Mid Century design has always had its collectors, and always will. I think the fact that huge swaths of real estate in this country are Post War means that there will always be a strong market for things that look good in those environments.
But let's be honest with ourselves...the craze of Mid Century; the insinuation of it into every level of design and commerce, into every level of society, probably spells its doom. Three years ago, no one over 30 was familiar with the term "Mid Century." Today, elderly folks are using all the right key terms to accurately attribute their furniture on Craigslist. Or innacurately. Suddenly everything is Mid Century. The awful table made out of a wagon wheel. The "French Provincial" girl's bedroom set.
We are visually saturated with these images, and the eye grows weary. Rather than finding the lines fresh and stimulating, they will begin to seem a little old. Common. When every mop and kitty litter commercial begins to feature homes decorated in vaguely or overtly Mid Century style, it's a good sign that the renaissance of MCM is over. It's been appropriated by the mainstream, and it has become, for the time being, boring.
So what's on the horizon? If we know one thing, it's that trends swing to extremes: once overstuffed and comfy got old, we turned to clean, lean, and modern. So, if the slim, uncomplicated lines of Mid Century seem overplayed, what will the market turn to next? What, exactly, is the antithesis of the 60s?
Interviews as far back as 2006 and 2007 have tastemakers declaring the 80s as The Next Big Thing. "Mark my words," they say, and yet several years later it hasn't truly come to fruition.
At an auction several years ago, a designer, mistaking my friendliness for naivete (happens all the time), decided to share with me her trade secrets.
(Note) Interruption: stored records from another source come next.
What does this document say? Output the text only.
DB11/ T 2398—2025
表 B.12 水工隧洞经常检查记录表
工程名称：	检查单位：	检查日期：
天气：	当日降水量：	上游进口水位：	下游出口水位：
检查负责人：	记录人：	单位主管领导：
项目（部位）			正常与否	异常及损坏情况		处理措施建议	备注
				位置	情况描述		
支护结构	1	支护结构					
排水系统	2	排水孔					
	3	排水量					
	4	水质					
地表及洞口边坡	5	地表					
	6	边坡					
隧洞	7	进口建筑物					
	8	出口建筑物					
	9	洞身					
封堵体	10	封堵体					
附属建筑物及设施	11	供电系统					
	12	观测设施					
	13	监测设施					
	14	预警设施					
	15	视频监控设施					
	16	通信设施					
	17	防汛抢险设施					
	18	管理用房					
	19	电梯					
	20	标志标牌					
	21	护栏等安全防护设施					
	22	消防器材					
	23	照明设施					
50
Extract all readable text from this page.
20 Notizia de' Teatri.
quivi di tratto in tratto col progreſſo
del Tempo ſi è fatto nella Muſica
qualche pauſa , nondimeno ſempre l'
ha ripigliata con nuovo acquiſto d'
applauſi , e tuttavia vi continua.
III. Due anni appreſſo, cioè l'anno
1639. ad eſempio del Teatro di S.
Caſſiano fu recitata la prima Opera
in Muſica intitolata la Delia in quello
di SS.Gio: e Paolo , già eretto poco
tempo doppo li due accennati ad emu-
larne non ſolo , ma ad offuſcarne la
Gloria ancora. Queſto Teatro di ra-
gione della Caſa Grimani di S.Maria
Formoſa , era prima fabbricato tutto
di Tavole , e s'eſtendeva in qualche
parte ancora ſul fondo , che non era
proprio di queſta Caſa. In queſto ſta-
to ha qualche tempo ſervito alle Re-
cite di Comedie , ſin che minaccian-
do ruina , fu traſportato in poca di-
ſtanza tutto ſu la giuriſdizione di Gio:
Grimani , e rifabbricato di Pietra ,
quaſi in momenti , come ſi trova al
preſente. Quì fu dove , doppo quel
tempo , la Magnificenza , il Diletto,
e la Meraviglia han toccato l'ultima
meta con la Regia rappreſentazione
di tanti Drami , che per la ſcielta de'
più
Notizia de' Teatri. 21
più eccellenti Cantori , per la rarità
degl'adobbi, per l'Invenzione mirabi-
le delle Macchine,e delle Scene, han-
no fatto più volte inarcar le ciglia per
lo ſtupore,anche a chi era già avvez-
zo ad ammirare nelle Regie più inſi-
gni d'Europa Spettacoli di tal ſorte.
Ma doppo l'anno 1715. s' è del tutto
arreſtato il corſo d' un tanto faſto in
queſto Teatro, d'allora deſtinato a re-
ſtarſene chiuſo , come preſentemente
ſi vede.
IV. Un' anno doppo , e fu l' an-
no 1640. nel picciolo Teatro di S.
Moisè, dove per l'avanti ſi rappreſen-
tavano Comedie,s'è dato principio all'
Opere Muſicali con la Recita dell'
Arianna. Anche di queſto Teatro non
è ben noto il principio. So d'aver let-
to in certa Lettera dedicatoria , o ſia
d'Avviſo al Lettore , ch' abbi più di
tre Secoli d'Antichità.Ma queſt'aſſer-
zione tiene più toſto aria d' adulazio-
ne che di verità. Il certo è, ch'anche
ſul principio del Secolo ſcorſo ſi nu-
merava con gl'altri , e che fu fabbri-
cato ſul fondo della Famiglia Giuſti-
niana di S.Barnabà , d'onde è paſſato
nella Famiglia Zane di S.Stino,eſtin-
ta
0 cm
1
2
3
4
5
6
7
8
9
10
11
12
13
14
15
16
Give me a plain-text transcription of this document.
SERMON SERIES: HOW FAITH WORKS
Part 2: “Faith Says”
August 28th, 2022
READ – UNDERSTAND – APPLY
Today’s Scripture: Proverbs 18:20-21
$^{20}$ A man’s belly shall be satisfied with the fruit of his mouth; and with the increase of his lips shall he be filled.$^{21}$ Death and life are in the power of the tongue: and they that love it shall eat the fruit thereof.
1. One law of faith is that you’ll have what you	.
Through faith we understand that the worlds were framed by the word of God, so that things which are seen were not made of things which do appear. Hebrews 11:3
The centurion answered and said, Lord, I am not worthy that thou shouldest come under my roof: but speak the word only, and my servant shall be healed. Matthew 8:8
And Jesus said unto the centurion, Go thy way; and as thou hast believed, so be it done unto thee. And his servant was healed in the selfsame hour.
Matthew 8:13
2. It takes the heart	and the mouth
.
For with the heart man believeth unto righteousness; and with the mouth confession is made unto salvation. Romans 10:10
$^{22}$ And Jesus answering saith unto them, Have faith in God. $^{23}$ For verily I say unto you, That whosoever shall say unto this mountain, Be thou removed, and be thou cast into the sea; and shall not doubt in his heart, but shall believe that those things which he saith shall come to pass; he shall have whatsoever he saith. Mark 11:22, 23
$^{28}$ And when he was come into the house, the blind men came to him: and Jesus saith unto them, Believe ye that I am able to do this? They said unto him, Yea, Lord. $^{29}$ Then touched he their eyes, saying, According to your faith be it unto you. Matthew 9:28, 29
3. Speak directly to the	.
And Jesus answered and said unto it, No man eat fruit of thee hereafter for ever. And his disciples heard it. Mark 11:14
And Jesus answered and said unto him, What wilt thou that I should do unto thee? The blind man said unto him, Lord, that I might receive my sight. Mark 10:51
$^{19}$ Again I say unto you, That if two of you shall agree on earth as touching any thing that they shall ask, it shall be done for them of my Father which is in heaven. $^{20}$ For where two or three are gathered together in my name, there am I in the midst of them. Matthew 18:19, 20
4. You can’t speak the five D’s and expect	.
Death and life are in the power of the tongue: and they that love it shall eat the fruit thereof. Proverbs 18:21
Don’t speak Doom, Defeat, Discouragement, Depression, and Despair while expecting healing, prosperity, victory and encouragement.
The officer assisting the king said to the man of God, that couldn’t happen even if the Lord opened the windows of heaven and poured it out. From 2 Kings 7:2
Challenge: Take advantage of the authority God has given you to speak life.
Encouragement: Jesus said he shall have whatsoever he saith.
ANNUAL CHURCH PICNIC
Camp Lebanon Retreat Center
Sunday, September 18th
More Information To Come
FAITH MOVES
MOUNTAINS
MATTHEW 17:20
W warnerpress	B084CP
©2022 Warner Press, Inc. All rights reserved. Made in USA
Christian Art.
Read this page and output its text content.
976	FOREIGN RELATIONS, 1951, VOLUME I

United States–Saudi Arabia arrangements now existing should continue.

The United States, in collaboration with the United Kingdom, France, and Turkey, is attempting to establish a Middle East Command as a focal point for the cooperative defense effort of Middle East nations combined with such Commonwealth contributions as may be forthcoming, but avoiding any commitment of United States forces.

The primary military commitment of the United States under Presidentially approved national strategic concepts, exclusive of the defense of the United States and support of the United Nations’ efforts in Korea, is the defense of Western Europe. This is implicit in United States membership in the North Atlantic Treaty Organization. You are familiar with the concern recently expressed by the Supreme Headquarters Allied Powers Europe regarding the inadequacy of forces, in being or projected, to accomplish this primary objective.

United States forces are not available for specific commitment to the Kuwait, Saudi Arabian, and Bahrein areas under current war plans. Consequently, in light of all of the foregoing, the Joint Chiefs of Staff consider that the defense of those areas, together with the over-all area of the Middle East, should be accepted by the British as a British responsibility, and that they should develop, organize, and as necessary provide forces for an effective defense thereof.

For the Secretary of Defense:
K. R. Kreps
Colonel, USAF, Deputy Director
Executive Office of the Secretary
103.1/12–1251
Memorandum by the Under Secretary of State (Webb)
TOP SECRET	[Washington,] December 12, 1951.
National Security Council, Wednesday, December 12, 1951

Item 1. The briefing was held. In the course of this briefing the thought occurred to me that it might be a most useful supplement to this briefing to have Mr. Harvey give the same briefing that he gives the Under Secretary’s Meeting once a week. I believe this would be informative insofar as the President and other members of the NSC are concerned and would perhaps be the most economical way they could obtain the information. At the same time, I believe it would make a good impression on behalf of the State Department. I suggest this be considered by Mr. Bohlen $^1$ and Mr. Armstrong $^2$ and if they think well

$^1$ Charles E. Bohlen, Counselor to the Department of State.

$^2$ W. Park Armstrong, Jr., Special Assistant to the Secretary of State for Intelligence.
Pointing to a Mid Century chair she said, "Whatever you do, don't buy that stuff. It's on its way out. Florals and Modern Country are making a comeback."
One thing we do know is that we won't, currently, find the Next Big Thing all that attractive. Maybe right now we even find it repulsive. That's because it hasn't been overexposed yet, and retailers haven't adapted it to make it more approachable.
So, maybe Kelly Wearstler's weird mauve lacquered 80s hotel furniture is just a frontrunner for the styles we will all be dying for in a few years. Maybe we love to hate her because we don't (yet) understand her. Maybe the visual equivalent of elevator music really is the Next Big Thing.
What's your forecast for the NBT? What trends are you spotting?